À VISÃO, o mesmo dirigente do clube confirma que o caso já está nas mãos dos advogados da instituição e que, “nos próximos dias, mas tão breve quanto possível”, o processo contra Henrique Araújo seja formalizado. “Alguém prevaricou e não foi o clube”, sublinha, separando as águas entre as responsabilidades de Araújo no EGC e as funções que agora exerce na autqruia. Uma coisa o dirigente garante: “Não tememos nada”, mesmo que Henrique Araújo já tenha avisado pessoalmente que vai interpor processos judiciais, por ofensa ao bom nome, a cada um dos dirigentes do EGC. “Quando aceitámos assumir a direção do clube, dissemos que íamos defender a instituição e se não avançarmos com este processo não estaremos a fazê-lo”, conclui o dirigente.
O presidente da Câmara Municipal de Ovar recorda que o caso tem 15 anos e que surge antes ainda de Araújo ser seu assessor na autarquia, mas admite retirar consequências. À VISÃO, num breve comentário às informações mais recentes sobre este processo, Salvador Malheiro refere que “se houver alguma coisa que coloque em causa o bom nome e a imagem da Câmara Municipal de Ovar, terá que ser ponderado” que posição tomar. No limite, o autarca poderá afastar o seu braço-direito, que chegou àquelas funções logo depois de Malheiro ser eleito, em 2015.
Quando chegou a vice-presidente do PSD, Malheiro não dispensou a presença de Araújo. O adjunto do autarca é presença frequente nos encontros da direção de Rui Rio, em Lisboa, mas também nas reuniões do Conselho Nacional dos sociais-democratas.
Araújo garante absolvição – mas num processo anterior
A VISÃO contactou Henrique Araújo para que o dirigente local do PSD explicasse, por exemplo, qual o destino das verbas correspondentes às faturas falsas. Araújo beneficiou pessoalmente desse dinheiro? Ou, como chegou a alegar, tratou-se de um esquema para “pagar aos jogadores do clube” de Esmoriz? E estará disponível para devolver os cerca de 34 mil euros e uma verba sensivelmente idêntica em custas judiciais e juros de mora?
As questões foram colocadas por e-mail e, menos de uma hora e meia depois, a resposta chegava através da advogada do dirigente local do PSD. “De acordo com a informação prestada pela mandatária judicial, Dra Marília Ferreira da Silva, os factos ocorridos há 15 anos atrás (biénio 2004/2005), foram objecto de inspecção por parte da Autoridade Tributária, tendo dado origem ao processo mencionado no comunicado do E.G.C. de Esmoriz, processo 129/04.6IDAVR do Tribunal Judicial da comarca de Aveiro, Juízo Central Criminal de Aveiro-Juiz 1”, começa por referir o e-mail da advogada de Henrique Araújo. Depois, a conclusão: “Tal como consta da sentença proferida no referido processo, o meu cliente foi absolvido.”

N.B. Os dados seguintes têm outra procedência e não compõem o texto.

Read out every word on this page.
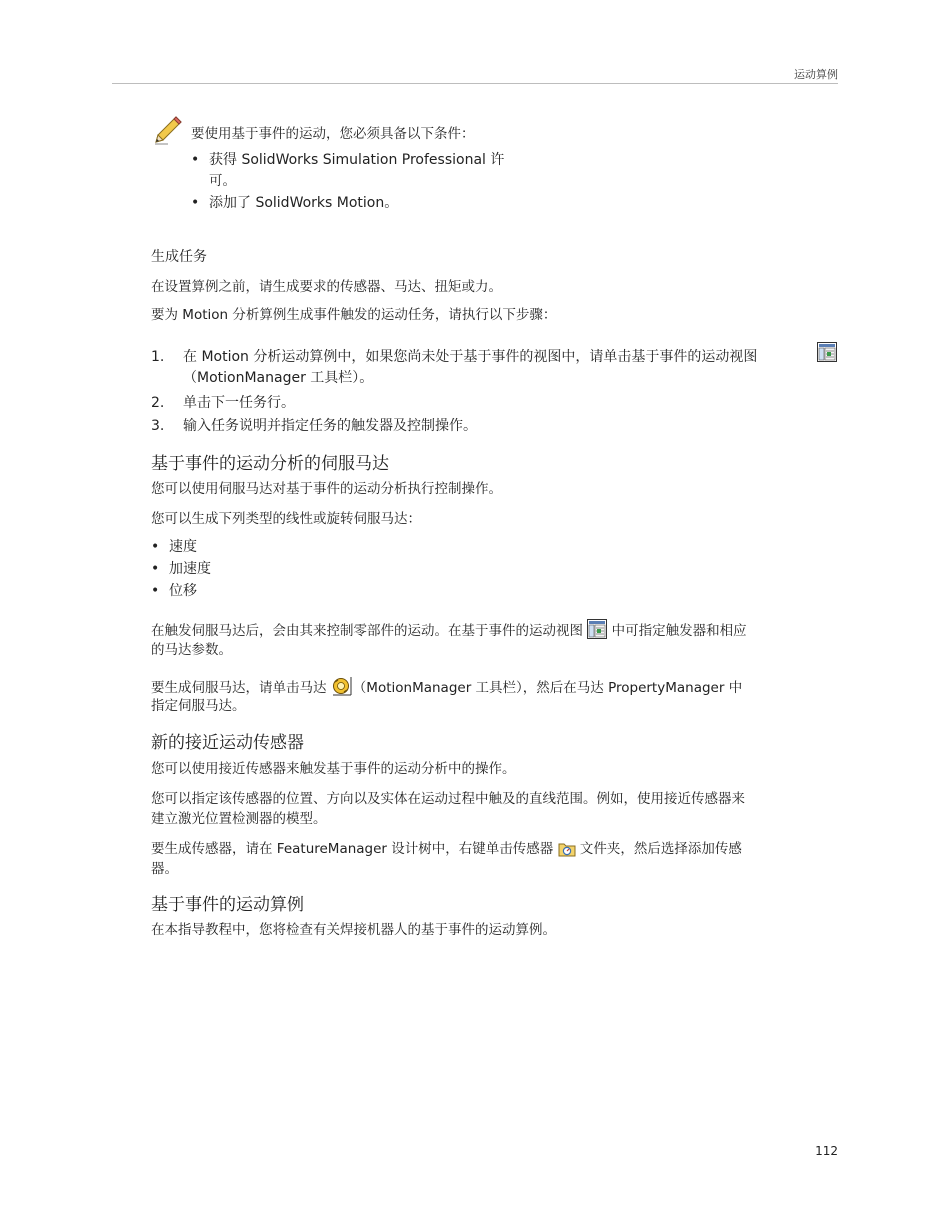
运动算例
要使用基于事件的运动，您必须具备以下条件：
• 获得 SolidWorks Simulation Professional 许
可。
• 添加了 SolidWorks Motion。
生成任务
在设置算例之前，请生成要求的传感器、马达、扭矩或力。
要为 Motion 分析算例生成事件触发的运动任务，请执行以下步骤：
1. 在 Motion 分析运动算例中，如果您尚未处于基于事件的视图中，请单击基于事件的运动视图
（MotionManager 工具栏）。
2. 单击下一任务行。
3. 输入任务说明并指定任务的触发器及控制操作。
基于事件的运动分析的伺服马达
您可以使用伺服马达对基于事件的运动分析执行控制操作。
您可以生成下列类型的线性或旋转伺服马达：
• 速度
• 加速度
• 位移
在触发伺服马达后，会由其来控制零部件的运动。在基于事件的运动视图  中可指定触发器和相应
的马达参数。
要生成伺服马达，请单击马达 （MotionManager 工具栏），然后在马达 PropertyManager 中
指定伺服马达。
新的接近运动传感器
您可以使用接近传感器来触发基于事件的运动分析中的操作。
您可以指定该传感器的位置、方向以及实体在运动过程中触及的直线范围。例如，使用接近传感器来
建立激光位置检测器的模型。
要生成传感器，请在 FeatureManager 设计树中，右键单击传感器  文件夹，然后选择添加传感
器。
基于事件的运动算例
在本指导教程中，您将检查有关焊接机器人的基于事件的运动算例。
112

É verdade que Henrique Araújo foi absolvido no âmbito do processo 129/04.6IDAVR. Mas as questões que a VISÃO colocou referiam expressamente um outro processo (o tal 1/09.3BEVIS), que até nasce da investigação em que Araújo é ilibado. É neste segundo processo, cuja sentença só há poucos meses transitou em julgado, que o antigo dirigente do clube de Esmoriz é visado e dado como responsável pela “encomenda” das faturas falsas.
Os esclarecimentos às perguntas colocadas chegaram já depois da publicação da notícia pela VISÃO. Nessa segunda reposta, a advogada de Henrique Araújo lembra que o antigo dirigente do EGC “deixou de exercer funções na instituição em causa em 2005, ou seja, há 14 anos”, e que, durante este período, “nunca recebeu qualquer notificação ou até uma simples informação relativa ao processo” do Tribunal Administrativo e Fiscal de Aveiro.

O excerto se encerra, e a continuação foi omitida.